Owners of Tenacore Holdings Inc. have acquired Newport Plastics LLC assets, added Hank Schoone as sales director, and upgraded molding and machining capabilities.
The companies share a 15,300-square-foot facility in a Santa Ana, Calif., enterprise zone, and employ 100, including three toolmakers. They operate seven Toshiba injection molding machines and one Niigata, with clamping forces from 60-190 tons, and a 30-ton Illinois Precision vertical rotary press.
Together, they target 2008 sales of $9 million: about $7.5 million for Tenacore, up from $4.8 million last year, and $1.5 million for Newport, up from $700,000 last year.
Business partners Peter Bonin III and Brand Caso acquired Newport in a cash transaction April 3. The men run the companies, Bonin as Tenacore president and Caso as Newport president.

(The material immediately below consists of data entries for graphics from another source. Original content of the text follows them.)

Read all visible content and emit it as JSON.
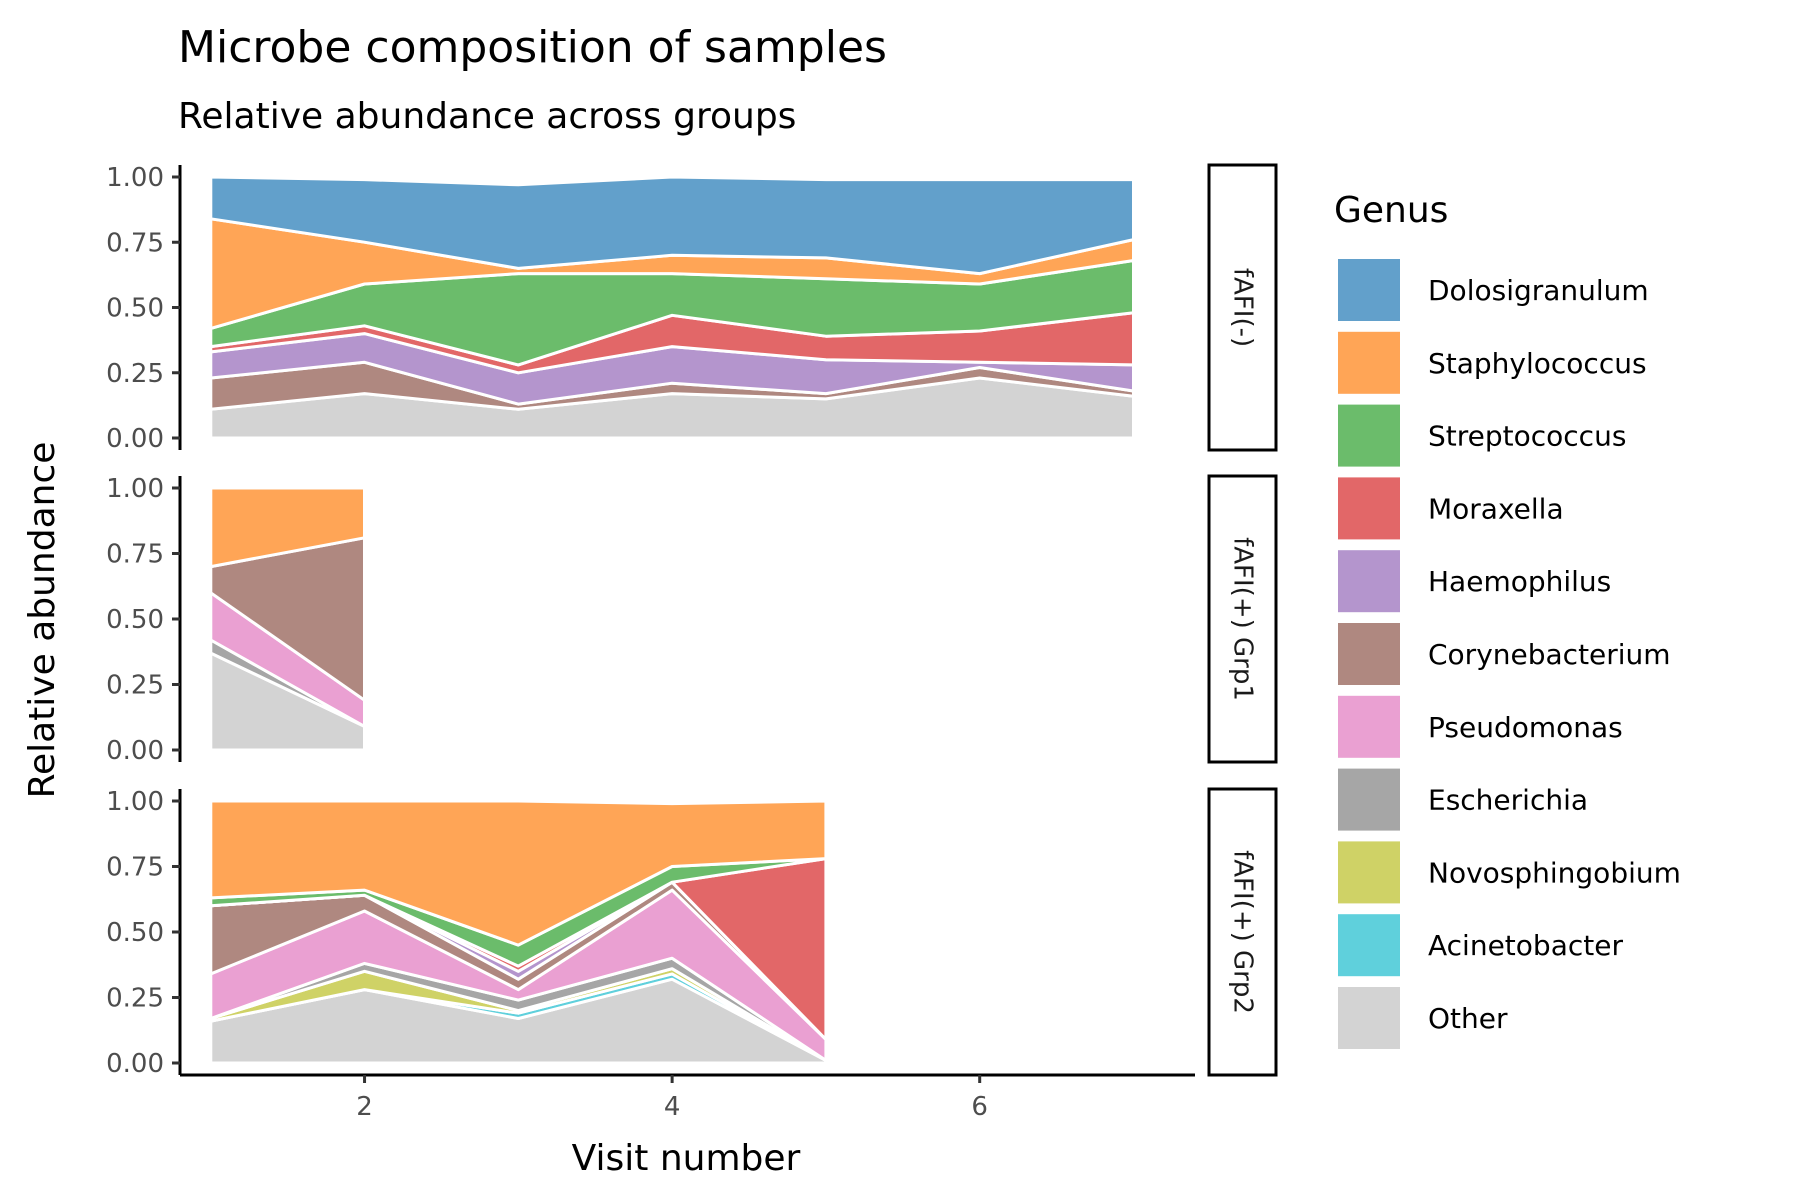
{
  "chart_data": {
    "type": "area",
    "title": "Microbe composition of samples",
    "subtitle": "Relative abundance across groups",
    "xlabel": "Visit number",
    "ylabel": "Relative abundance",
    "xlim": [
      0.8,
      7.4
    ],
    "ylim": [
      0,
      1
    ],
    "x_ticks": [
      2,
      4,
      6
    ],
    "y_ticks": [
      "0.00",
      "0.25",
      "0.50",
      "0.75",
      "1.00"
    ],
    "legend_title": "Genus",
    "legend_position": "right",
    "grid": false,
    "genera": [
      {
        "name": "Dolosigranulum",
        "color": "#62A0CB"
      },
      {
        "name": "Staphylococcus",
        "color": "#FFA556"
      },
      {
        "name": "Streptococcus",
        "color": "#6BBC6B"
      },
      {
        "name": "Moraxella",
        "color": "#E26768"
      },
      {
        "name": "Haemophilus",
        "color": "#B495CD"
      },
      {
        "name": "Corynebacterium",
        "color": "#AF8880"
      },
      {
        "name": "Pseudomonas",
        "color": "#EAA0D2"
      },
      {
        "name": "Escherichia",
        "color": "#A6A6A6"
      },
      {
        "name": "Novosphingobium",
        "color": "#CFD266"
      },
      {
        "name": "Acinetobacter",
        "color": "#5FD0DC"
      },
      {
        "name": "Other",
        "color": "#D3D3D3"
      }
    ],
    "panels": [
      {
        "label": "fAFI(-)",
        "x": [
          1,
          2,
          3,
          4,
          5,
          6,
          7
        ],
        "series": [
          {
            "name": "Other",
            "values": [
              0.11,
              0.17,
              0.11,
              0.17,
              0.15,
              0.23,
              0.16
            ]
          },
          {
            "name": "Acinetobacter",
            "values": [
              0,
              0,
              0,
              0,
              0,
              0,
              0
            ]
          },
          {
            "name": "Novosphingobium",
            "values": [
              0,
              0,
              0,
              0,
              0,
              0,
              0
            ]
          },
          {
            "name": "Escherichia",
            "values": [
              0,
              0,
              0,
              0,
              0,
              0,
              0
            ]
          },
          {
            "name": "Pseudomonas",
            "values": [
              0,
              0,
              0,
              0,
              0,
              0,
              0
            ]
          },
          {
            "name": "Corynebacterium",
            "values": [
              0.12,
              0.12,
              0.02,
              0.04,
              0.02,
              0.04,
              0.02
            ]
          },
          {
            "name": "Haemophilus",
            "values": [
              0.1,
              0.11,
              0.12,
              0.14,
              0.13,
              0.02,
              0.1
            ]
          },
          {
            "name": "Moraxella",
            "values": [
              0.02,
              0.03,
              0.03,
              0.12,
              0.09,
              0.12,
              0.2
            ]
          },
          {
            "name": "Streptococcus",
            "values": [
              0.07,
              0.16,
              0.35,
              0.16,
              0.22,
              0.18,
              0.2
            ]
          },
          {
            "name": "Staphylococcus",
            "values": [
              0.42,
              0.16,
              0.02,
              0.07,
              0.08,
              0.04,
              0.08
            ]
          },
          {
            "name": "Dolosigranulum",
            "values": [
              0.16,
              0.24,
              0.32,
              0.3,
              0.3,
              0.36,
              0.23
            ]
          }
        ]
      },
      {
        "label": "fAFI(+) Grp1",
        "x": [
          1,
          2
        ],
        "series": [
          {
            "name": "Other",
            "values": [
              0.37,
              0.09
            ]
          },
          {
            "name": "Acinetobacter",
            "values": [
              0,
              0
            ]
          },
          {
            "name": "Novosphingobium",
            "values": [
              0,
              0
            ]
          },
          {
            "name": "Escherichia",
            "values": [
              0.05,
              0
            ]
          },
          {
            "name": "Pseudomonas",
            "values": [
              0.18,
              0.1
            ]
          },
          {
            "name": "Corynebacterium",
            "values": [
              0.1,
              0.62
            ]
          },
          {
            "name": "Haemophilus",
            "values": [
              0,
              0
            ]
          },
          {
            "name": "Moraxella",
            "values": [
              0,
              0
            ]
          },
          {
            "name": "Streptococcus",
            "values": [
              0,
              0
            ]
          },
          {
            "name": "Staphylococcus",
            "values": [
              0.3,
              0.19
            ]
          },
          {
            "name": "Dolosigranulum",
            "values": [
              0,
              0
            ]
          }
        ]
      },
      {
        "label": "fAFI(+) Grp2",
        "x": [
          1,
          2,
          3,
          4,
          5
        ],
        "series": [
          {
            "name": "Other",
            "values": [
              0.16,
              0.28,
              0.17,
              0.32,
              0.01
            ]
          },
          {
            "name": "Acinetobacter",
            "values": [
              0,
              0,
              0.02,
              0.02,
              0
            ]
          },
          {
            "name": "Novosphingobium",
            "values": [
              0.01,
              0.07,
              0.01,
              0.02,
              0
            ]
          },
          {
            "name": "Escherichia",
            "values": [
              0,
              0.03,
              0.04,
              0.04,
              0
            ]
          },
          {
            "name": "Pseudomonas",
            "values": [
              0.17,
              0.2,
              0.04,
              0.26,
              0.08
            ]
          },
          {
            "name": "Corynebacterium",
            "values": [
              0.26,
              0.06,
              0.04,
              0.03,
              0
            ]
          },
          {
            "name": "Haemophilus",
            "values": [
              0,
              0,
              0.03,
              0,
              0
            ]
          },
          {
            "name": "Moraxella",
            "values": [
              0,
              0,
              0.02,
              0,
              0.69
            ]
          },
          {
            "name": "Streptococcus",
            "values": [
              0.03,
              0.02,
              0.08,
              0.06,
              0
            ]
          },
          {
            "name": "Staphylococcus",
            "values": [
              0.37,
              0.34,
              0.55,
              0.24,
              0.22
            ]
          },
          {
            "name": "Dolosigranulum",
            "values": [
              0,
              0,
              0,
              0,
              0
            ]
          }
        ]
      }
    ]
  }
}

Industry veteran Schoone had worked for Newport Plastics for 20 years and retired, but the new owners coaxed him back to work and outlined some hefty sales goals.
Newport custom injection molds specialty cookware, toys, office supply, medical and automotive products. Its capabilities include molding, pad printing, silk screening, sonic welding, computer numerically controlled machining and toolmaking.
Bonin and Caso formed Tenacore in 2000 for hospital and clinic repair, and distribution of mostly proprietary medical products, such as finger clips, fetal transducers, electrocardiogram cables, and wall-suction regulators and flow meters. Repair depot operations account for 60 percent of Tenacore sales; proprietary products the rest.
Newport has occupied the Santa Ana building since late 2000. Tenacore began sharing space there in 2003, moving from nearby Laguna Hills, Bonin said.
``In 2003, we recognized the importance of controlling quality, stock levels and delivery schedules'' and gradually began in-house plastics processing, Bonin said. Tenacore holds ISO 13485:2003 certification for medical manufacturing.
A 180-ton Toshiba all-electric with an integrated robot, added in 2007, ``eliminated the machine operator for 80 percent of our jobs,'' said quality manager Pedro Nieto. ``We intend on purchasing a 240-ton Toshiba all-electric in the next three to six months.''
In June, Tenacore added a CNC seven-axis screw machine to keep $125,000 of outsourced parts in-house, Bonin said.
He said the firm manufactures about 85 percent of its components in-house.